Another useless change! I’m leaving this app. I just can’t stick around through another update. See you guys back here in an hour.
I miss that time in my life when people asked easy questions, like “What’s your favorite color?” or “Where is your belly button?”.
Girls be like “I love you” and then instead of ghosting you and going fishing with the guys, they spend the rest of their lives with you. Be careful out there
I’ve never gone cow tipping. Milk is expensive enough without adding 15%, and the cow would probably just eat the money anyway.
Wife: You’re so lucky, I’m like a trophy wife!
Me: Wow, I’d hate to see what they gave to the second place guy.
Want to stop getting invited to parties? Be a nonchalant double dipper.
It’s that simple.
I wished I loved anything as much as my wife loves inspecting the pots and pans I wash by hand.
Your honor, may I approach the bench?
Judge: You may
*benches 200lbs in 3 sets of 20 reps*
The defense rests
“What does the fox say?” Whatever the Rupert Murdoch tells it to.
Why the hell do they call it fruit punch, like where do they get “punch” fr..
*gets knocked out by a grapefruit*
me and my coworkers logging into all of our meetings remotely for the next couple of weeks
Drafting a lengthy preamble to a meeting I’m running helps to set the tone, provide context, and guarantee that I’m never asked to run a meeting again
[helping a pretty girl change a flat tire]

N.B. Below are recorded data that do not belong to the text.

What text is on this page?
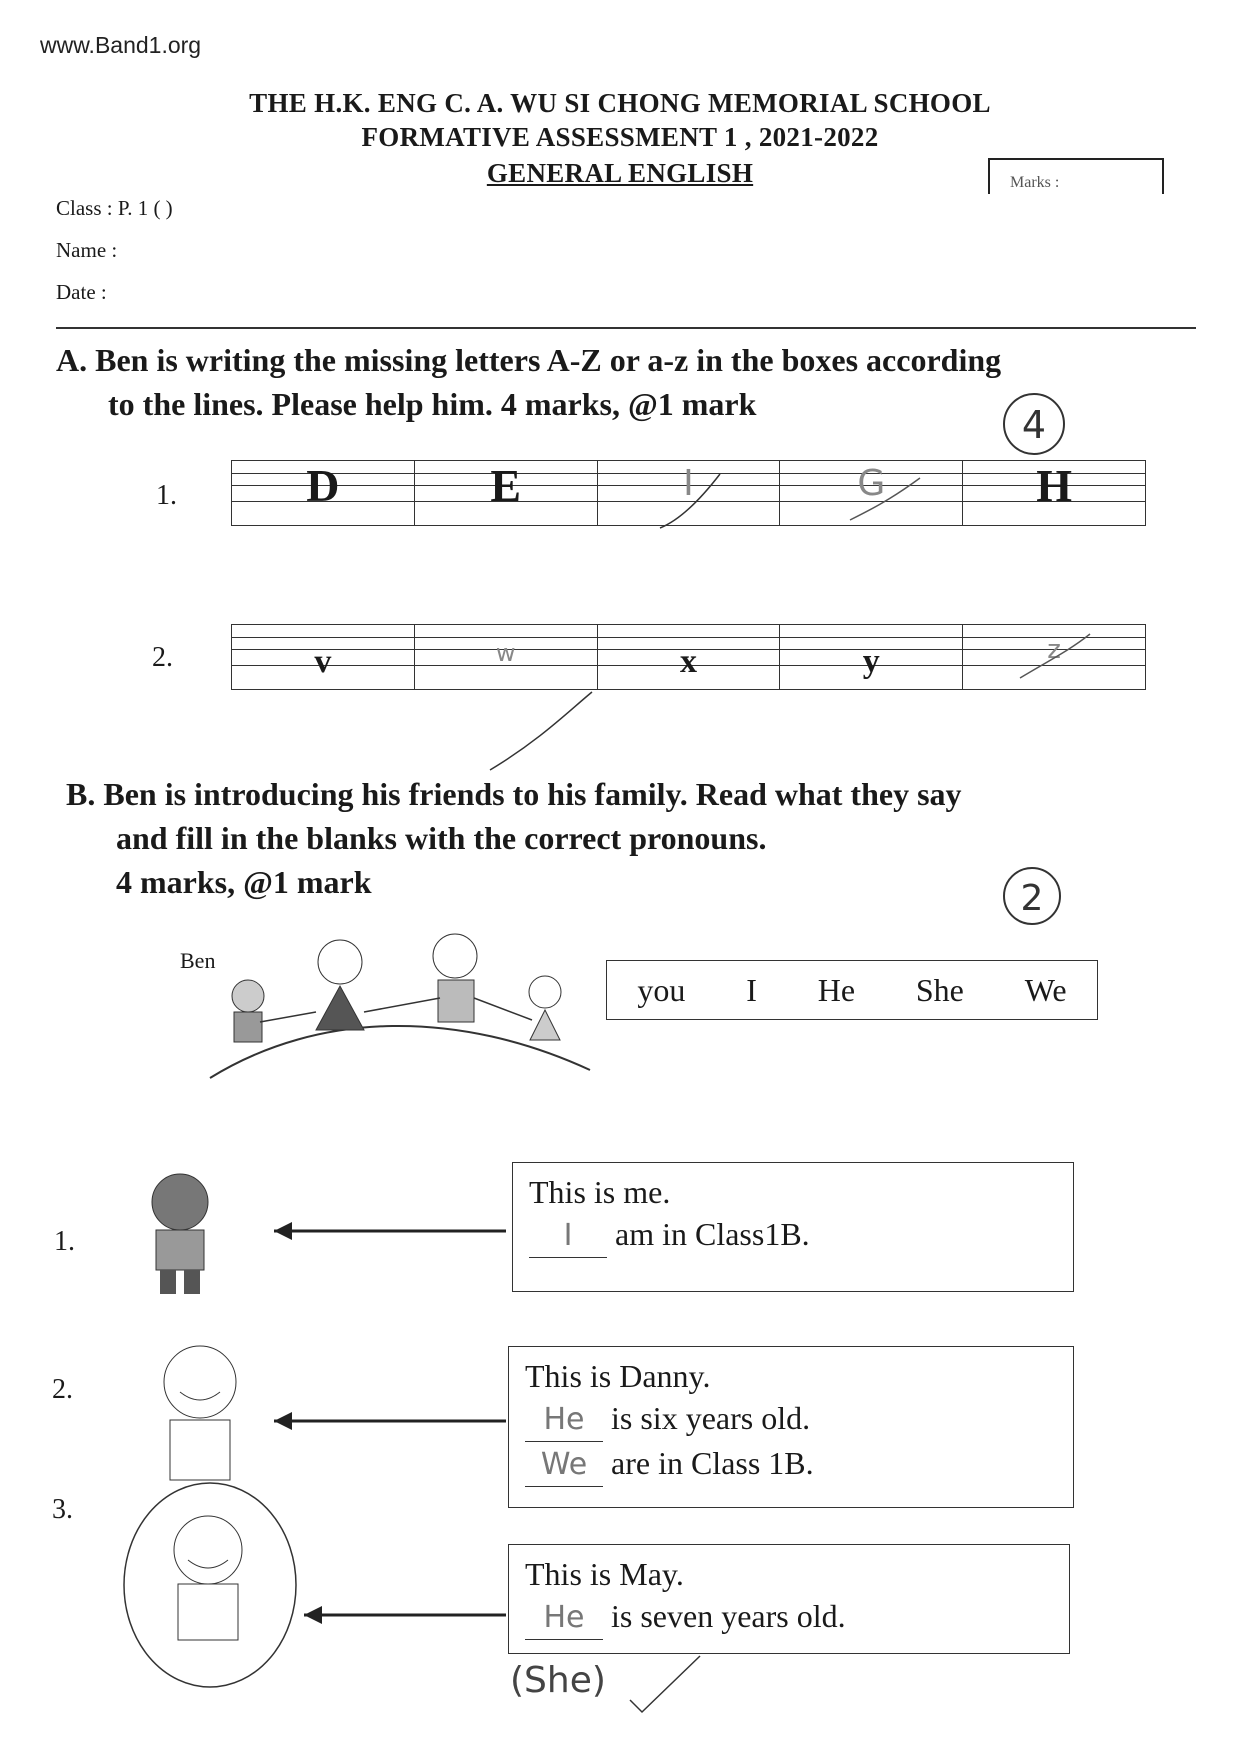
www.Band1.org
THE H.K. ENG C. A. WU SI CHONG MEMORIAL SCHOOL
FORMATIVE ASSESSMENT 1 , 2021-2022
GENERAL ENGLISH	Marks :
Class : P. 1 ( )
Name :
Date :
A. Ben is writing the missing letters A-Z or a-z in the boxes according
to the lines. Please help him. 4 marks, @1 mark	4
1.	D	E	I	G	H
2.	v	w	x	y	z
B. Ben is introducing his friends to his family. Read what they say
and fill in the blanks with the correct pronouns.
4 marks, @1 mark	2
Ben
you I He She We
1.
This is me.
I am in Class1B.
2.	This is Danny.
He is six years old.
We are in Class 1B.
3.
This is May.
He is seven years old.
(She)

me struggling to loosen lug nuts: Who put these on… Superman?
her: I did
[taking a knee]
Surgeon: Stop that woman!
Cop: Do you know why I pulled you over?
Me: Technically I pulled myself over, you only asked
C: I know, right? They make us say it like that
me: *popping balloons*
kid: you’re mean
me: do YOU want to smuggle the heroin
Good for you, the 3 people trying to keep MySpace alive. Good. For. You.
The slow disappearance in forks from the silverware drawer solidifies my fears of an upcoming arms race with my children.
[seeing anyone after googling something you didn’t know five minutes ago]: hello you ignorant piece of shit
son: daddy, do you believe in the Boogie Man?
me: I used to, but not anymore
[from under the bed]: I forgot to pick you up from the airport ONE TIME!
If you like piña coladas and getting caught in the rain, that’s fine but your piña colada is going to get watered down.
It’s so cute when Amazon’s like ‘are you buying this can of tuna as a gift’?
Gift wrap? Why not!
You’re like a first job.
No one likes you but at least you’re a learning experience.